It's Not About Me
Israel's poet surveys the destruction of Zion, the City of God and pours out his lament, his anxiety, isolation, depression and despair.
I am like a pelican of the wilderness;
I am like an owl of the desert.
I lie awake,
And am like a sparrow alone on the house (102:6,7).
But then the poet looks past Zion's scattered "stones and dust" and his own distress to the day when God will "arise and have mercy on Zion" (102:13). He writes "for the generation to come, that a people yet to be created (born) may praise the Lord" (102:18).
He writes of a day 600 years later when God acted in Christ on the cross and brought salvation to the world (102:19-28). [Psalm 102:25-27 is quoted in Hebrews 1:10-12 and applied directly to Jesus. They record the Father’s words to the Son as he contemplates the cross.]

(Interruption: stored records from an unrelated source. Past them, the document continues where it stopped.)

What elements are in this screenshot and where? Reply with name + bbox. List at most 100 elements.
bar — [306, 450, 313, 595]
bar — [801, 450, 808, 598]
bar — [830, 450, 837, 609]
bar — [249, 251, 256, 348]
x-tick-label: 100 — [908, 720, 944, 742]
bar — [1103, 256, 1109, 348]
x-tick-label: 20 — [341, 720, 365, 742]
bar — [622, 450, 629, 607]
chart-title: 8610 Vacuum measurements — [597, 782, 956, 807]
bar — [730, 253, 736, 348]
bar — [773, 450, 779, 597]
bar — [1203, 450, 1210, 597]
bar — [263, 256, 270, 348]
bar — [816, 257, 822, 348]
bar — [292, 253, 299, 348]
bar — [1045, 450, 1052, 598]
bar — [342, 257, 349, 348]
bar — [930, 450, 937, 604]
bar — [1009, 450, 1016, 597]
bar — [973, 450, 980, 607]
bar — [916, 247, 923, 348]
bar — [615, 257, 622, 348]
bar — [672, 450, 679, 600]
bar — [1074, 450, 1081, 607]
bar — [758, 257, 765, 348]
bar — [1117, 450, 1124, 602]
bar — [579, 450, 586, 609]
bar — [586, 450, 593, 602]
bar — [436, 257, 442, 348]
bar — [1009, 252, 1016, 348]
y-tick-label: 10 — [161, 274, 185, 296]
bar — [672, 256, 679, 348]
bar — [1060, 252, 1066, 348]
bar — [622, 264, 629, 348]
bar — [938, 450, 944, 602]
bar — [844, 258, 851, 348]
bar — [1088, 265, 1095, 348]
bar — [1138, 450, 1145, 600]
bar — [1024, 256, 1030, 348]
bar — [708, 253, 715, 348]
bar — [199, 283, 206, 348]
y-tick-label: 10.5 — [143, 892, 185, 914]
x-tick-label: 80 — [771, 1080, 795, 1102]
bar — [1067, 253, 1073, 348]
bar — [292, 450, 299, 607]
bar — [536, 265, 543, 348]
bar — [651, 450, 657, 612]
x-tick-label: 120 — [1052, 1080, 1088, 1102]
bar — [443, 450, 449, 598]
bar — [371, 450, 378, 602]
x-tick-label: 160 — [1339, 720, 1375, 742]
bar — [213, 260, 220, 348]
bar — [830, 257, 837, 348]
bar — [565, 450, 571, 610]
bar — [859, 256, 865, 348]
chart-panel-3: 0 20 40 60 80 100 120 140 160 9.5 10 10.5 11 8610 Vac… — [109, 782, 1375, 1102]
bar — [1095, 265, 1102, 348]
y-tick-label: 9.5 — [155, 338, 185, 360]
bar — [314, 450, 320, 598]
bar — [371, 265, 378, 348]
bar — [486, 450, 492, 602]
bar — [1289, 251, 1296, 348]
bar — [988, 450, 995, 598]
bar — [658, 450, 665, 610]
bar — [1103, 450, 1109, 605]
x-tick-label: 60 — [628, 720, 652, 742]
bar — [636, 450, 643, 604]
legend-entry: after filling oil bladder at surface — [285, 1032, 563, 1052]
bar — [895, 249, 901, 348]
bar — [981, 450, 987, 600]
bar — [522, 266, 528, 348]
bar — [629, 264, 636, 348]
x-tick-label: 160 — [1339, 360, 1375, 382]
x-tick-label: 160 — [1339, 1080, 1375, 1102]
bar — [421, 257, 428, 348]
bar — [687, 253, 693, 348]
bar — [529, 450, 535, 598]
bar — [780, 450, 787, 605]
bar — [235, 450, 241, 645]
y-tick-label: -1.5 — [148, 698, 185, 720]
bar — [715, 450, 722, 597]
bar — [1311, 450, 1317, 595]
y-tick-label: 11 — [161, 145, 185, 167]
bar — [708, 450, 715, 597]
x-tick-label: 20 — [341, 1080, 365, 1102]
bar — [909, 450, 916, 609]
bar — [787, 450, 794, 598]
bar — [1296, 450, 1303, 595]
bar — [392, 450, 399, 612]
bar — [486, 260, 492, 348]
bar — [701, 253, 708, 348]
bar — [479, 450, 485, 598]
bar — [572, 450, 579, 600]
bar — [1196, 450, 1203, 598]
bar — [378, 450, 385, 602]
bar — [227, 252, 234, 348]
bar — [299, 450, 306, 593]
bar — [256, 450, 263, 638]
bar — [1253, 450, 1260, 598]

The poet turns from his own distress and prays that the day of salvation will come, just as we pray for that Great and final Day of the Lord when He will come again and "the earth will be full of the knowledge of the Lord, as the waters cover the sea" (Isaiah 11:9).
And so, I see, it's not about me; it's about God and what He is doing. I must look beyond my transient distress to God's eternal plan, when “the people shall gather together and the kingdoms, to worship the LORD" (102:22).
Thy kingdom come, O Lord; Thy will be done.